Propecia is a finasteride-based drug to stop hair loss

What is finasteride?

Finasteride is a drug used to treat male pattern baldness.

It works by inhibiting the enzyme 5-alpha reductase, preventing testosterone from being converted to dihydrotestosterone (DHT). DHT is a hormone responsible for androgenic alopecia (male pattern baldness). It binds to hormone receptors in hair follicles, causing them to contract and eventually stop producing hair.

How does it work?

Finasteride is a 5-alpha reductase inhibitor.

The medicine helps to block the newly formed hormone, as well as to lower its content by 70%. Finasteride is not able to eliminate the root cause of the pathology, however, it helps block the harmful effects of the hormone. For this reason that, after drug withdrawal, the hair can thin again within a year.

Therefore, in order to preserve hair, it is necessary to use the remedy constantly. The tool helps to block the effects of the hormone immediately after use. However, it takes time for new hair to appear. Healthy new hair grows back about one centimeter in 30 days. A visible result can be achieved after six months.

It happens that the hair grows back in a few months. But this is all individual and depends on the characteristics of the organism.

If the effect is not visible after prolonged use of finasteride – for a year or more, you need to stop using it, and then use a different composition. However, most often the drug helps men fight against baldness.

According to the studies, more than 80% of men have achieved a positive result. The hair began to grow more actively, in particular in the region of the crown.

How to use Propecia?

Take one tablet every day, with or without food as directed. Some participants in the hair loss forums believe that it is better to take the pill on an empty stomach.

Side effects

The drug is generally well tolerated. Side effects, which are usually minor, generally do not require interruption of therapy. Finasteride has been tested for safety in clinical trials in more than 3200 men for the treatment of male pattern baldness.

Discontinuation of therapy due to any clinically significant side effects occurred in 1.7% of 945 men who took Propecia and 2.1% of 934 men who took a placebo.

  • Decreased libido in 1.8% versus 1.3% in people taking placebo;
  • Erectile dysfunction – 1.3% versus 0.7% in the placebo group;
  • Reduction of ejaculate volume in 0.8% of men versus 0.4% in men who received a placebo.

These side effects disappeared in those who stopped taking the drug, as well as in many who continued taking it. In another separate study regarding the effect of Propecia on ejaculate volume, no difference was found between those taking the drug and those receiving a placebo.

The following side effects have been reported in the post-study period:

  • Ejaculation disorders;
  • Breast tenderness and enlargement;
  • Hypersensitivity to the ingredients of the drug;
  • Rash, itching, urticaria (allergic rash), swelling of the lips and face;
  • Painful sensations in the testicles.

We have several testimonials from people who experienced side effects in their first week while taking finasteride. They completely disappeared after a month.

Hair can sometimes begin to fall out all over the body.

How long should I take Propecia to treat hair loss?

Finasteride does not eliminate the causes of androgenic alopecia, but only blocks their effect on the hair follicles. For this reason, after treatment cancelation, the regrown hair falls out within one year and the progression of baldness continues.

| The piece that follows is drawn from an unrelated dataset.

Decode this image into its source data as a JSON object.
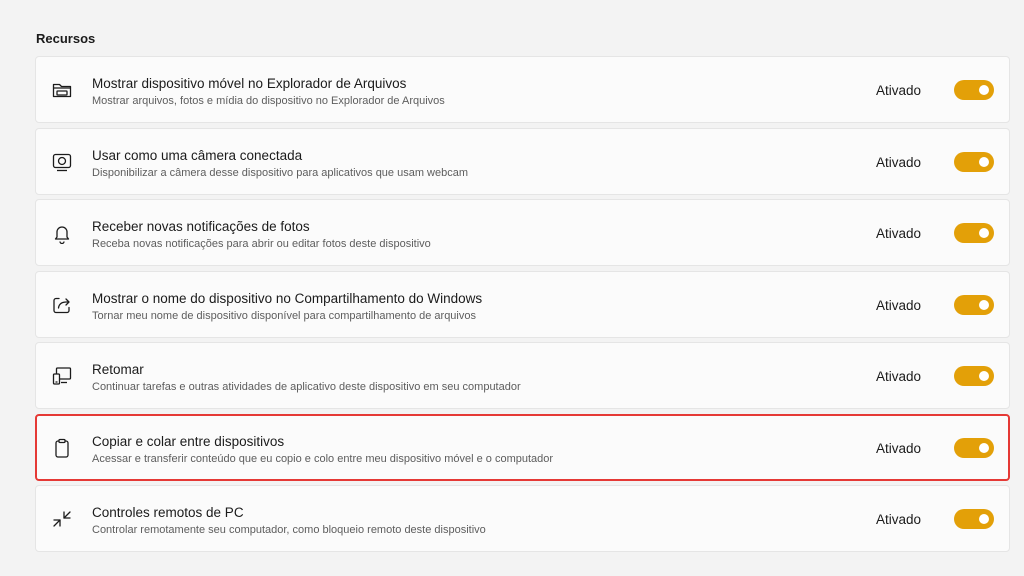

In this regard, men who are happy with the results of hair restoration or would like to at least slow down the process of hair loss should take finasteride continuously.


The medicine is not intended for use in children. The use of the drug is contraindicated for people with individual intolerance, as well as those suffering from obstruction of the urinary tract, prostate cancer, and also liver malfunctions.

The drug must not be taken by women, especially during the period of gestation and breastfeeding. This can adversely affect the fetus.

Drug interactions

No clinically significant interactions with other drugs were found.